A post-mortem examination was held which showed that he died of heart disease complicated by pneumonia. I do not wish to make too strong a point of this, but it is material to note that at no time did Phipps make any representation either to my right hon. Friend or to the Prison Commissioners about either his sentence or his treatment in hospital.

Those are the essential facts. Like the hon. Gentleman, I grieve for his family in their sad loss, but I most earnestly feel that on those facts it cannot be said that his death was caused by his being sentenced to prison, by the life which he led in prison or by the treatment which he received medically after his sentence. Indeed, it might, on the other hand, be true to say that a man in his condition can be at least as well cared for after being sent to prison as he might have been outside.
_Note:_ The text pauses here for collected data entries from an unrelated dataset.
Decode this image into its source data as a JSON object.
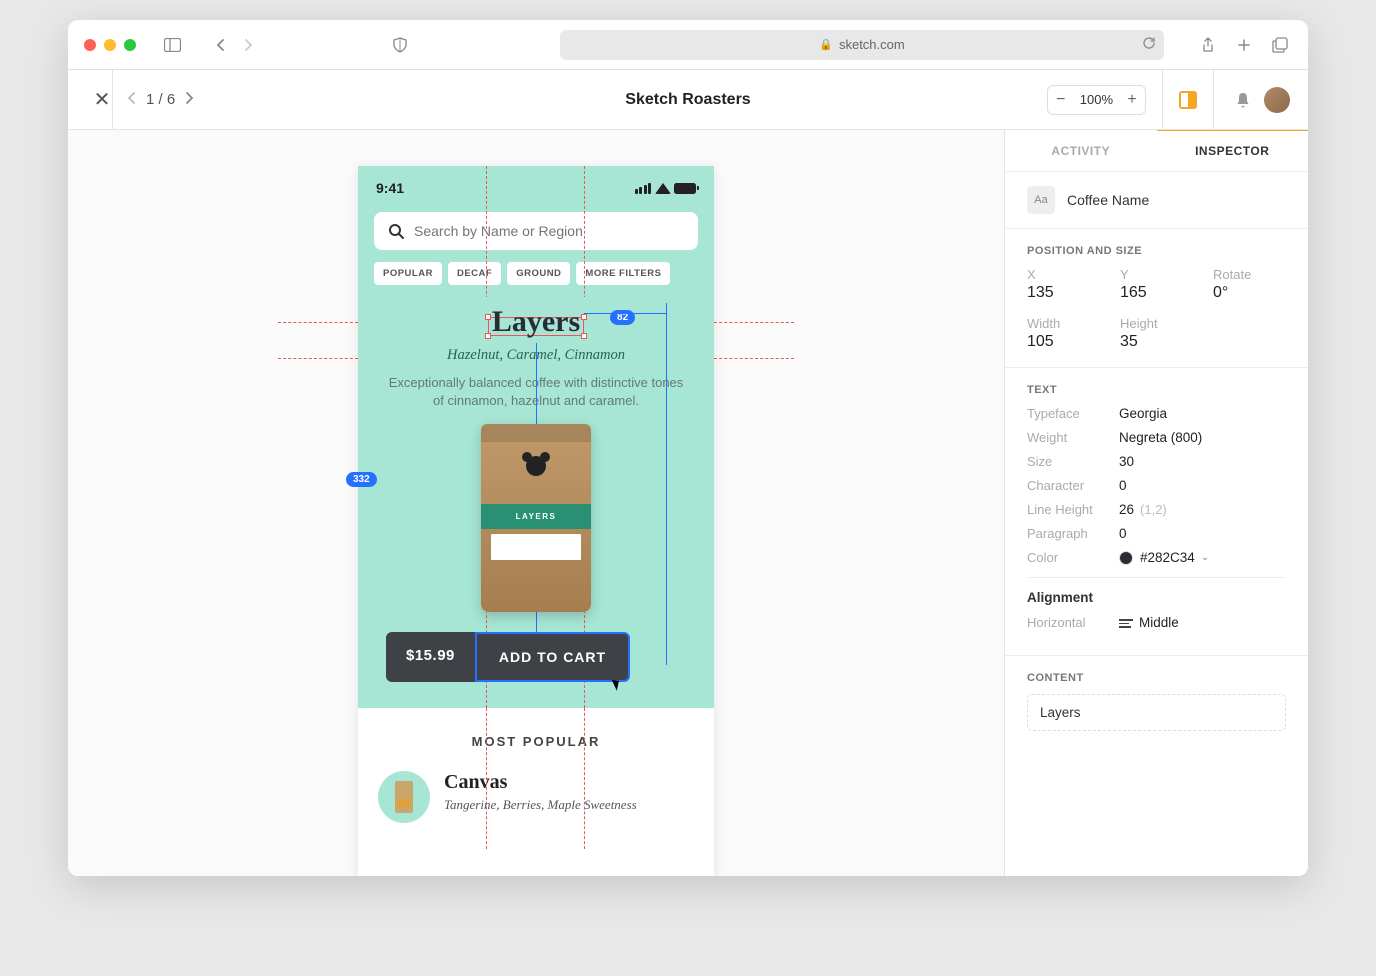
{
  "browser": {
    "url": "sketch.com"
  },
  "app": {
    "project_title": "Sketch Roasters",
    "page_current": "1",
    "page_total": "6",
    "zoom": "100%"
  },
  "artboard": {
    "status_time": "9:41",
    "search_placeholder": "Search by Name or Region",
    "filters": [
      "POPULAR",
      "DECAF",
      "GROUND",
      "MORE FILTERS"
    ],
    "product": {
      "title": "Layers",
      "subtitle": "Hazelnut, Caramel, Cinnamon",
      "description": "Exceptionally balanced coffee with distinctive tones of cinnamon, hazelnut and caramel.",
      "bag_label": "LAYERS",
      "price": "$15.99",
      "cart_label": "ADD TO CART"
    },
    "measure_82": "82",
    "measure_332": "332",
    "popular": {
      "heading": "MOST POPULAR",
      "item1_name": "Canvas",
      "item1_sub": "Tangerine, Berries, Maple Sweetness"
    }
  },
  "inspector": {
    "tab_activity": "ACTIVITY",
    "tab_inspector": "INSPECTOR",
    "layer_icon": "Aa",
    "layer_name": "Coffee Name",
    "position_heading": "POSITION AND SIZE",
    "x_label": "X",
    "x_value": "135",
    "y_label": "Y",
    "y_value": "165",
    "rotate_label": "Rotate",
    "rotate_value": "0°",
    "w_label": "Width",
    "w_value": "105",
    "h_label": "Height",
    "h_value": "35",
    "text_heading": "TEXT",
    "typeface_label": "Typeface",
    "typeface_value": "Georgia",
    "weight_label": "Weight",
    "weight_value": "Negreta (800)",
    "size_label": "Size",
    "size_value": "30",
    "char_label": "Character",
    "char_value": "0",
    "lh_label": "Line Height",
    "lh_value": "26",
    "lh_sub": "(1,2)",
    "para_label": "Paragraph",
    "para_value": "0",
    "color_label": "Color",
    "color_value": "#282C34",
    "align_heading": "Alignment",
    "horiz_label": "Horizontal",
    "horiz_value": "Middle",
    "content_heading": "CONTENT",
    "content_value": "Layers"
  }
}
After all, he was taken straight to the prison hospital when it was found that his heart was giving him trouble.

In those circumstances, while we must all regret the fatal outcome of his sentence and sympathise with his widow and children in their loss, I cannot accept that any strictures should rightly be laid upon anyone who had anything to do with this very sad case.

Mr. Edelman

I thank the Joint Under-Secretary for the care with which he has gone into this whole question, which, I am sure, will allay many of the anxieties felt by certain people in Coventry. Will the hon. and learned Gentleman, however, say whether the pneumonia was in any way induced by the man's translation to prison and whether it was thought by the doctors that there were any aggravating factors during his stay in prison which accelerated his death?

Mr. Renton

No. So far as the pneumonia is concerned, I ask the hon. Member to bear in mind that the man was in any event a bronchial subject.

Medically, the position is not easy to understand, but I will do my best to explain it. The prisoner was dying of heart disease and his heart was not properly functioning. As a result, his lungs became congested with blood and pneumonia supervened and was, therefore, a contributory cause of death. This may happen, and does happen rather frequently, to patients in the terminal stages of a heart condition of that kind. The fact that it happened in this case is, I am advised, not unusual in any way.

The fair answer, therefore, to the hon. Member's question is that Phipps had all the medical and physical characteristics which would lead to pneumonia if, with his tendency to heart disease and the tendency to bronchitis, he happened to have a heart attack of the kind that he did. Therefore, this is something which, given such a heart attack and given the conditions I have mentioned, would have occurred whether he was in prison or out of prison. Having been carefully into the case, I can see no evidence to suggest that the conditions in prison or the life that he led there in any way brought on pneumonia.

Question put and agreed to.

Adjourned accordingly at twenty-seven minutes past Four o'clock.